Vor genau einem Jahr startete Sony Computer Entertainment Deutschland die PlayStation-2-Markenkampagne "fun, anyone?". Das Ziel, vor allem auch den sozialen Aspekt des Gamings in den Vordergrund zu rücken, wurde erreicht. Auch hat sich der Anteil weiblicher PS2-Spieler mehr als verdoppelt.

Auf der Pressekonferenz am Vortag der GC - Games Convention 2003 stellte Sony Computer Entertainment Deutschland (SCED) erstmals das neue Werbekonzept vor: "fun, anyone?" "Sicherlich war,The Third Place' für die Einführung der richtige Ansatz, doch andererseits auch nicht für jedermann zugänglich", erinnert sich Ulrich Barbian, Marketing Director bei SCED, zurück. Dies sei mit dem neuen Claim nun gegeben. Damit beschreibt Barbian auch eines der wichtigsten Ziele, die sich SCED seit der letzten GC auf die Fahnen geschrieben hat: die soziale Komponente des Videospielens stärker in den Mittelpunkt zu rücken und den Massenmarkt weiter für Gaming zu begeistern. Dass dies bereits sehr schnell gelungen ist, zeigte sich am vergangenen Saisongeschäft. "Wir haben eines unserer erfolgreichsten Weihnachtsgeschäfte hinter uns, weshalb sich die neue Positionierung bewährt hat", sagt Barbian.
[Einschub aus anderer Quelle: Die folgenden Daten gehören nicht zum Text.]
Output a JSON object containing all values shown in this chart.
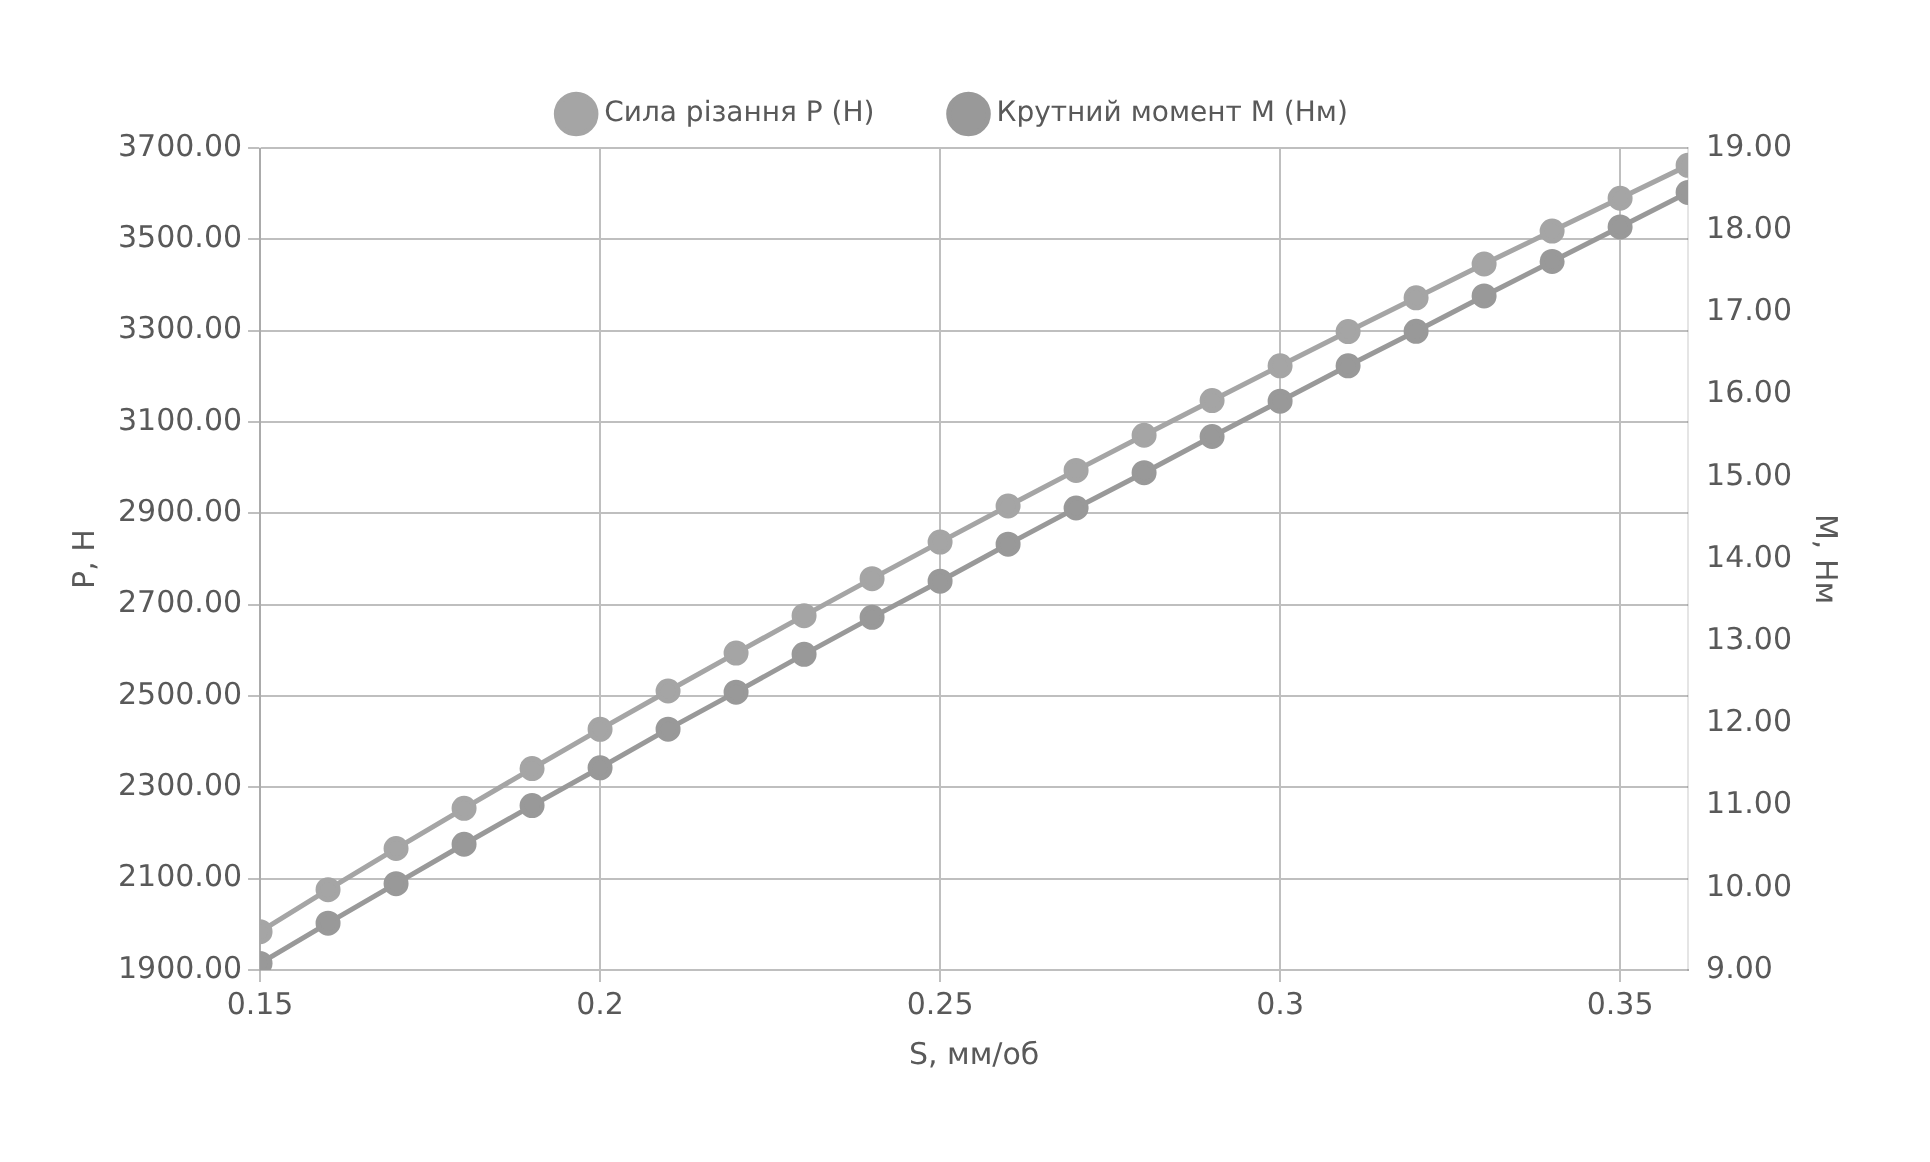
{
  "chart_data": {
    "type": "line",
    "xlabel": "S, мм/об",
    "ylabel": "P, Н",
    "y2label": "M, Нм",
    "x": [
      0.15,
      0.16,
      0.17,
      0.18,
      0.19,
      0.2,
      0.21,
      0.22,
      0.23,
      0.24,
      0.25,
      0.26,
      0.27,
      0.28,
      0.29,
      0.3,
      0.31,
      0.32,
      0.33,
      0.34,
      0.35,
      0.36
    ],
    "series": [
      {
        "name": "Сила різання P (Н)",
        "color": "#a5a5a5",
        "values": [
          1984,
          2076,
          2166,
          2254,
          2341,
          2427,
          2511,
          2594,
          2676,
          2757,
          2837,
          2916,
          2994,
          3071,
          3147,
          3223,
          3298,
          3372,
          3446,
          3518,
          3590,
          3662
        ]
      },
      {
        "name": "Крутний момент M (Нм)",
        "color": "#999999",
        "axis": "y2",
        "values": [
          9.08,
          9.57,
          10.05,
          10.53,
          11.0,
          11.46,
          11.93,
          12.38,
          12.84,
          13.29,
          13.73,
          14.18,
          14.62,
          15.05,
          15.49,
          15.92,
          16.35,
          16.77,
          17.2,
          17.62,
          18.04,
          18.46
        ]
      }
    ],
    "xlim": [
      0.15,
      0.36
    ],
    "xticks": [
      0.15,
      0.2,
      0.25,
      0.3,
      0.35
    ],
    "ylim": [
      1900,
      3700
    ],
    "yticks": [
      {
        "value": 1900,
        "label": "1900.00"
      },
      {
        "value": 2100,
        "label": "2100.00"
      },
      {
        "value": 2300,
        "label": "2300.00"
      },
      {
        "value": 2500,
        "label": "2500.00"
      },
      {
        "value": 2700,
        "label": "2700.00"
      },
      {
        "value": 2900,
        "label": "2900.00"
      },
      {
        "value": 3100,
        "label": "3100.00"
      },
      {
        "value": 3300,
        "label": "3300.00"
      },
      {
        "value": 3500,
        "label": "3500.00"
      },
      {
        "value": 3700,
        "label": "3700.00"
      }
    ],
    "y2lim": [
      9,
      19
    ],
    "y2ticks": [
      {
        "value": 9,
        "label": "9.00"
      },
      {
        "value": 10,
        "label": "10.00"
      },
      {
        "value": 11,
        "label": "11.00"
      },
      {
        "value": 12,
        "label": "12.00"
      },
      {
        "value": 13,
        "label": "13.00"
      },
      {
        "value": 14,
        "label": "14.00"
      },
      {
        "value": 15,
        "label": "15.00"
      },
      {
        "value": 16,
        "label": "16.00"
      },
      {
        "value": 17,
        "label": "17.00"
      },
      {
        "value": 18,
        "label": "18.00"
      },
      {
        "value": 19,
        "label": "19.00"
      }
    ],
    "grid": true,
    "legend": "top",
    "marker": "circle",
    "line_style": "solid"
  }
}
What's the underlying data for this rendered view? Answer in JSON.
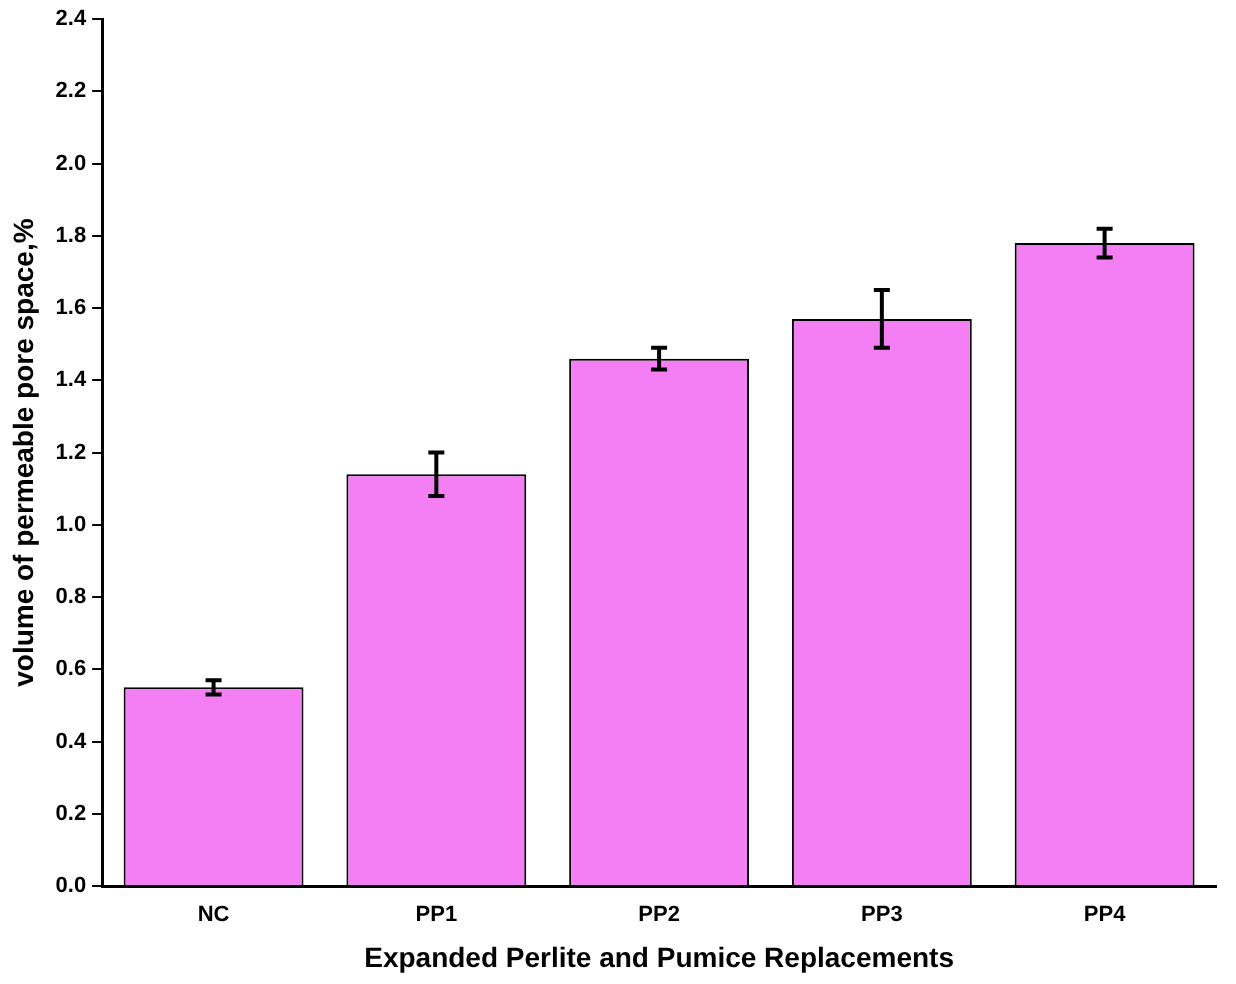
{
  "chart_data": {
    "type": "bar",
    "xlabel": "Expanded Perlite and Pumice Replacements",
    "ylabel": "volume of permeable pore space,%",
    "categories": [
      "NC",
      "PP1",
      "PP2",
      "PP3",
      "PP4"
    ],
    "values": [
      0.55,
      1.14,
      1.46,
      1.57,
      1.78
    ],
    "errors": [
      0.02,
      0.06,
      0.03,
      0.08,
      0.04
    ],
    "color": "#f47ff4",
    "ylim": [
      0,
      2.4
    ],
    "yticks": [
      {
        "value": 0,
        "label": "0.0"
      },
      0.2,
      0.4,
      0.6,
      0.8,
      {
        "value": 1,
        "label": "1.0"
      },
      1.2,
      1.4,
      1.6,
      1.8,
      {
        "value": 2,
        "label": "2.0"
      },
      2.2,
      2.4
    ],
    "grid": false,
    "legend": false
  }
}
Die Gründe hierfür liegen nicht allein in der Brand-Kampagne, die Sony mit dem TV-Spot "Mountain" und der Internetkampagne "Animations" startete. Auch alle Softwarekampagnen haben "fun, anyone?" aufgegriffen und somit auch die Markenkampagne unterstützt. "Wir sind mit den Abverkaufszahlen auch im ersten Halbjahr sehr zufrieden und konnten unsere Absätze signifikant steigern", untermauert Barbian den positiven Trend, der nach dem Saisongeschäft 2003 keineswegs nachgelassen hat. Laut Barbian hat SCED also die Vorgabe, eine breitere Zielgruppe anzusprechen, erreicht. Nicht nur, indem die Kommunikation verständlicher geworden ist und auch "Outsider" die PlayStation-2-Botschaft verstehen. "Neben der klassischen Kommunikation haben wir in den letzten zwölf Monaten auch massiv in Promotion investiert und haben PlayStation bei großen Events erlebbar gemacht", berichtet der SCED-Marketing-Chef. Auf diese Weise seien die verschiedensten Zielgruppe mit PS2 in Kontakt gekommen und hätten registriert, dass auf der Plattform für alle denkbaren Vorlieben Spiele angeboten werden. "Videogaming definiert sich nicht nur aus Action-, Adventure- und Shooter Games", fasst Barbian das Ergebnis zusammen.

Eine Folge der Umstellung der Kommunikation ist beispielsweise der deutlich gestiegene Anteil weiblicher PS2-Nutzer. Laut Barbian stieg ihr Anteil von etwa acht auf nunmehr rund 18 Prozent an. Allein durch die veränderte Kommunikation lässt sich das nicht erklären. Hier kommt die Erweiterung des Softwareangebots um neue Konzepte und Technologien ins Spiel. "Da,EyeToy' zeitgleich mit der Repositionierung auf den Markt gekommen ist, hat das Produkt einen wesentlichen Beitrag bezüglich der Glaubwürdigkeit des neuen Ansatzes geliefert", meint auch Barbian. Ein weiterer wichtiger Aspekt für das Funktionieren von "fun, anyone?" war und ist auch die Akzeptanz bei den Vielspielern. "Auch die Community hat den Claim sehr positiv aufgenommen, da sie sehr schnell festgestellt hat, dass, auch wenn wir den Massenmarkt noch stärker aktivieren wollen, die Brand PlayStation nicht Mainstream wird", so Barbian. Die Marke war, sei und werde auch künftig positiv polarisieren und intelligente, unerwartete Auftritte haben. Dass es dabei so schnell zu einem erneuten Wechsel des Claims kommt, darf bezweifelt werden. Es gäbe keinen Grund, seine Strategie zu ändern, wenn ein neuer Ansatz erfolgreich im Markt eingeführt wurde und der Abverkauf dies unterstreiche. "Andererseits hat sich die Marke PlayStation in der Vergangenheit immer durch Unvorhersehbarkeit ausgezeichnet", hält sich Barbian alle Möglichkeiten offen.